First the number of test cases T is given. Then T test cases follow. Each test case consists of n (the number of orders),c (the cost per minute it takes to process any order, which is same for all orders) and k (the waiting time penalty per minute, the chef faces once an order has arrived and is there in the "waiting to be processed queue"). Then in the following n lines an order with its arrival time and processing time is given. The order id of the first of these n lines is 1, the order id of the 2nd order is 2, and so on till the nth line has the order id n. Note that the input may or may not be sorted by the arrival time i.e. order 3 may arrive earlier than order 2 and so on.
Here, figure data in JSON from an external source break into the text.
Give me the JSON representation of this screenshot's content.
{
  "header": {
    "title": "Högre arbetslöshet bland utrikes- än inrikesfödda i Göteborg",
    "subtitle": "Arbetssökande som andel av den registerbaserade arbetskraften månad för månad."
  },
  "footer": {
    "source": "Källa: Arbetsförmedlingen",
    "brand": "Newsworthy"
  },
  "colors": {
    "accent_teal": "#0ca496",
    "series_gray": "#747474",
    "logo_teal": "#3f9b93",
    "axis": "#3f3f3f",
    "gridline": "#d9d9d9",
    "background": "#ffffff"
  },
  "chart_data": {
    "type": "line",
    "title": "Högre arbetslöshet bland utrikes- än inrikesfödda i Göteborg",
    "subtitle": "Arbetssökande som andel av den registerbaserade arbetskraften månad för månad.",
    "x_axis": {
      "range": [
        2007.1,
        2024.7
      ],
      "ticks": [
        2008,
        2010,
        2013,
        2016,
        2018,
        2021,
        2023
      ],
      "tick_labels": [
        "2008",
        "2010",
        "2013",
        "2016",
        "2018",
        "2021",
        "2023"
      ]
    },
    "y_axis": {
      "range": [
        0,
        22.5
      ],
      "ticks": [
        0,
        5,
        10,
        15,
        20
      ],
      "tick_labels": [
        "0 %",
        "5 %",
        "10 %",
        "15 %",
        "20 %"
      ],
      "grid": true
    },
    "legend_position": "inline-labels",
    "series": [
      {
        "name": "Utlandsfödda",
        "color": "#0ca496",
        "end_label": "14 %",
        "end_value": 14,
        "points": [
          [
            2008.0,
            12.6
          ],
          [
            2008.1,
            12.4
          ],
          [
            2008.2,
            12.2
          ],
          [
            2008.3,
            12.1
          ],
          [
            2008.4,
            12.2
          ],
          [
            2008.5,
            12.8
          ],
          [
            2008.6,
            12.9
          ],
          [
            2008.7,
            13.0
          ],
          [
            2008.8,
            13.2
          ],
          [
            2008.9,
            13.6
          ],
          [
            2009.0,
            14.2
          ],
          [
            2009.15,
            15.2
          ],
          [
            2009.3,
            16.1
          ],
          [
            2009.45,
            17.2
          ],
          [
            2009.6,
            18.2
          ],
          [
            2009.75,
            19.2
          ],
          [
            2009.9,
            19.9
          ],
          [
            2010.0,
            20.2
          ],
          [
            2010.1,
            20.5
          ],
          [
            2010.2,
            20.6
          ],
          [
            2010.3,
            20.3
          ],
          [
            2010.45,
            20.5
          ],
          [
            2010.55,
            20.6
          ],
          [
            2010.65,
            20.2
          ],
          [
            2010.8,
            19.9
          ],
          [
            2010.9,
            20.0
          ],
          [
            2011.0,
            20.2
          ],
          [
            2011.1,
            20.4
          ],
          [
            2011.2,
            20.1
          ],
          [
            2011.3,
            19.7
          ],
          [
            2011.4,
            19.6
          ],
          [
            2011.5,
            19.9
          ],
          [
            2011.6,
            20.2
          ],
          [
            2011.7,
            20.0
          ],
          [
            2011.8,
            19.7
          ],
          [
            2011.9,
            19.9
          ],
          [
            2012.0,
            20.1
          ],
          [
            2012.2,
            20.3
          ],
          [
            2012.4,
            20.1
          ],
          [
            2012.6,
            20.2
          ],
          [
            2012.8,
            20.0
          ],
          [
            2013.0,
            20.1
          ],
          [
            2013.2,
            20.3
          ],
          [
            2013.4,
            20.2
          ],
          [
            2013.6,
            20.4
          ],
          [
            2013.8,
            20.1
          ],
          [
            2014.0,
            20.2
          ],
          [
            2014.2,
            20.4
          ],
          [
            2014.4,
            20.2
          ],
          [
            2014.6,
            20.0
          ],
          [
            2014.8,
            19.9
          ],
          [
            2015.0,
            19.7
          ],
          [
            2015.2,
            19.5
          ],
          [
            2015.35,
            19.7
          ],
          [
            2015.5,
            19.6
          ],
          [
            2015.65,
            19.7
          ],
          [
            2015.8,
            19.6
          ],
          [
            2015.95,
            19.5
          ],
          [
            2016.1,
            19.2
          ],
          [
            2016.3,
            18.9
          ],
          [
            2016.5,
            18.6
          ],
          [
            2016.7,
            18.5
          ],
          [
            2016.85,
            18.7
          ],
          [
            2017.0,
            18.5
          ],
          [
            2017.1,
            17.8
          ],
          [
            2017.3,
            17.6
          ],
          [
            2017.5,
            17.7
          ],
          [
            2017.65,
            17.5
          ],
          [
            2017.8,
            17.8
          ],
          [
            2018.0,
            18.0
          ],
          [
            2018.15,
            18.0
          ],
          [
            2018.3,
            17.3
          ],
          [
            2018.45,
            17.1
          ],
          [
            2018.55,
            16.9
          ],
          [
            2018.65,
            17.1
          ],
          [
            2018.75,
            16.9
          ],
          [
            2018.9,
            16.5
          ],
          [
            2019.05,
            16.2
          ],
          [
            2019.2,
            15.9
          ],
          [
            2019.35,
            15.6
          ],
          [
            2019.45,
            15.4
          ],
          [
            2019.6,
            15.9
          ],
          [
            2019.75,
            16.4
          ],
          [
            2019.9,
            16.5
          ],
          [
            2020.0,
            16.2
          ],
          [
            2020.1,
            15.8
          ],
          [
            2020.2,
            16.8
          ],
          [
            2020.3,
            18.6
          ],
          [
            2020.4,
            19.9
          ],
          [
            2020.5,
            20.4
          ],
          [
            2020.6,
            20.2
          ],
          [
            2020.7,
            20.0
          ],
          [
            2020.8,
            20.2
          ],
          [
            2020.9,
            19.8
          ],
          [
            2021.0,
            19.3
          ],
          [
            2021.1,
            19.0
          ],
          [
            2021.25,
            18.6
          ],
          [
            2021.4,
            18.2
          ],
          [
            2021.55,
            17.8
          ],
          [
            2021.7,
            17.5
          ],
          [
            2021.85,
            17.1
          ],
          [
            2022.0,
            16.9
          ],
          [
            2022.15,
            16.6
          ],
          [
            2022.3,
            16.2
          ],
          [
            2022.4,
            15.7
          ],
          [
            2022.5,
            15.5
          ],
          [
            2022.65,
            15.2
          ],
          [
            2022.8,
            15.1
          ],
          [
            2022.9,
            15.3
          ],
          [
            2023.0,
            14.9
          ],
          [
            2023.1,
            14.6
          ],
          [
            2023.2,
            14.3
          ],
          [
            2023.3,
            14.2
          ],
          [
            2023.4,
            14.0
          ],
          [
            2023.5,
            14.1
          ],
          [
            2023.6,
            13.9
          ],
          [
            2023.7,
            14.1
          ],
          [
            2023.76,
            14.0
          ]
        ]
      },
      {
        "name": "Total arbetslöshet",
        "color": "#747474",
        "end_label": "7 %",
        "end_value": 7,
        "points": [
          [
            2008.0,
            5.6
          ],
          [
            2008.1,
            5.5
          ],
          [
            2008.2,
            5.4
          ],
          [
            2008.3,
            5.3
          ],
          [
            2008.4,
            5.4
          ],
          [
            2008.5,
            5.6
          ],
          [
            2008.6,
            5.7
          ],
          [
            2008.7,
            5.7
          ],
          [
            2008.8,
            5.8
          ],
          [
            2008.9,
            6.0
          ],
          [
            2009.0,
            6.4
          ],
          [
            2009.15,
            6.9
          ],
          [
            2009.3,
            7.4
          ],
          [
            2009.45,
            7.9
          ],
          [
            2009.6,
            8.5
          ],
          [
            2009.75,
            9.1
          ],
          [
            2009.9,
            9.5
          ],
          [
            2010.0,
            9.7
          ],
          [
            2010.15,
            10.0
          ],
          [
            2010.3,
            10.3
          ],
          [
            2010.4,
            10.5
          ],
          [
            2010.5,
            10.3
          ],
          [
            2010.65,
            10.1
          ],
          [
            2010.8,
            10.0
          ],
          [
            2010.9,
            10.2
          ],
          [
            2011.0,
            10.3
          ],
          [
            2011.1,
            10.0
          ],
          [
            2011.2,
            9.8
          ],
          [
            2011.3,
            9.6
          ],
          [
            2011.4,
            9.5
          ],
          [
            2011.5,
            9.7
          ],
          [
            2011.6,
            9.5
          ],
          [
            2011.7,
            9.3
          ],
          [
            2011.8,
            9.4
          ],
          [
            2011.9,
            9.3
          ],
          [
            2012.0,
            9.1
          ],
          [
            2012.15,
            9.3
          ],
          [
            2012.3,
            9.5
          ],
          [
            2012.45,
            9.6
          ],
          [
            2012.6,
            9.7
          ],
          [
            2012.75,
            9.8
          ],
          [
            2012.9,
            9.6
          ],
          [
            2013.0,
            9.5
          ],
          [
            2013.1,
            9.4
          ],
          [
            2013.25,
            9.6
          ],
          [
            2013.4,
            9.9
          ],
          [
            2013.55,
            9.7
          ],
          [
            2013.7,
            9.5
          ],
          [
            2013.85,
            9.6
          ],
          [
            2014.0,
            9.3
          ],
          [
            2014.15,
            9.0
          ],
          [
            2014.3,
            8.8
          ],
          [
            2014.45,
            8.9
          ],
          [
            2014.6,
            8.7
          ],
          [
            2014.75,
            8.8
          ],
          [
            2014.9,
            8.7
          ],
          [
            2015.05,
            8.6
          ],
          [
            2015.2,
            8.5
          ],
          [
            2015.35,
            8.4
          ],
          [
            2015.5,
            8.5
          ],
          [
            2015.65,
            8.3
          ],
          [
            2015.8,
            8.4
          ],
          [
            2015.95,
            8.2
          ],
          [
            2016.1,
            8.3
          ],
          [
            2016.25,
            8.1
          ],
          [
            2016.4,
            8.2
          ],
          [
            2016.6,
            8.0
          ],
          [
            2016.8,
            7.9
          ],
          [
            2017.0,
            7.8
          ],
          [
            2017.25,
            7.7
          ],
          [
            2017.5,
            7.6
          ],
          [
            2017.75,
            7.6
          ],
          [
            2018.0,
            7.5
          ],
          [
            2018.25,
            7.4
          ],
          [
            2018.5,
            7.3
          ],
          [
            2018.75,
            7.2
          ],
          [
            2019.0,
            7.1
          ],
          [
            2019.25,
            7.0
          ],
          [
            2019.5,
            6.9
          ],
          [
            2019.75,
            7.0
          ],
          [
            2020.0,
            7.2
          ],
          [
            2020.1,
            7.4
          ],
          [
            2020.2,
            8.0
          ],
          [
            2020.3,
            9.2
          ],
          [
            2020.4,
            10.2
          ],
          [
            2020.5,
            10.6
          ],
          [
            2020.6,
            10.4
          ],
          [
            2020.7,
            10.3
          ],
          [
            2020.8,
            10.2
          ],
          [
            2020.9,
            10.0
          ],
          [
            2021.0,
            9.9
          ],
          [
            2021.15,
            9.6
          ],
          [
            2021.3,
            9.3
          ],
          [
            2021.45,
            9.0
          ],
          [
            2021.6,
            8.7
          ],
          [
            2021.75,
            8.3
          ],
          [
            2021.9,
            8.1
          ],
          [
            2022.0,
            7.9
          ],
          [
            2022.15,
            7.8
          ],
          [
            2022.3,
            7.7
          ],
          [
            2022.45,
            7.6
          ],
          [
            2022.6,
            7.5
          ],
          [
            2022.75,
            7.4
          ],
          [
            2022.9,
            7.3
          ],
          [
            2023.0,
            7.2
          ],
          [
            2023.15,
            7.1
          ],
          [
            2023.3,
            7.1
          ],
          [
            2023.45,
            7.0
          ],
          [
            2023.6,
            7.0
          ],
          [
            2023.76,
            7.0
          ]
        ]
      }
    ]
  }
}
Output Format: For each test case, print in a single line the profits earned for orders 1 to n, respectively.

Constraints:

1<=T<=10 ; 1<=n<=10^5 ; 1<=order arrival time, order processing time <= 10^9 ; 1<=k<=100 ; 1<=c<=10^4 ; Time limit: 1 second per test case

Example :

Input:

1
3 10 16
1 2
2 3
3 1

Explanation: The number of test cases T = 1. Number of orders n = 3. Processing cost per order per minute i.e. c = 10. Penalty cost for an order already arrived but in the waiting queue per minute of waiting i.e. k = 1. Then the list of orders follow. Order 1 arrives at time t=1. the chef does nothing from t=0 to t=1. Since he has to pick up the order which arrived first his profit earned for order 1 would be would be processing time*c — k*waiting time. Since the order was processed immediately as it came, the waiting time would be 0 for order 1. Hence, profit of order 1 = 2*10 — 16*0= 20. Now the time t=1+2=3 . Therefore both orders 2 and 3 have arrived and are in the waiting queue. But chef chooses order 3 to be processed first since it has less processing time. Therefore profit for order 3 is 1*10-16*0=10, as the order 3 was processed the moment it came. Now the time t=3+1=4 and the last order 2 is taken up which has been waiting for 4-2=2 minutes. Therefore the profit earned for order 2 = 3*10 — 16*2= 30 — 32 = -2. Therefore the order is free or profit = 0.

Output: 20 0 10

Any help would be appreciated. Here are the numerous approaches I took. First I did a simple sorting by arrival time and then used a map to get me the ones using upper bound and lower bound the items that would be in my absolute time range i.e. would have arrived by then and then used those to get the minimum processing time to process. I would keep doing that till all my orders would have been processed. The same approach I tried using priority queue and heap but failed for the case when the arrival time of say the last order was much ahead of the last order processed (which was already finished processing by then) and my range finding of orders failed and the program just halted in an infinite loop kind of situation. If I put an absolute time outer loop the time constraint would not be met. I am guessing an O(n log n) algorithm is needed to solve this question. Can anyone suggest efficient and easy approaches or codes?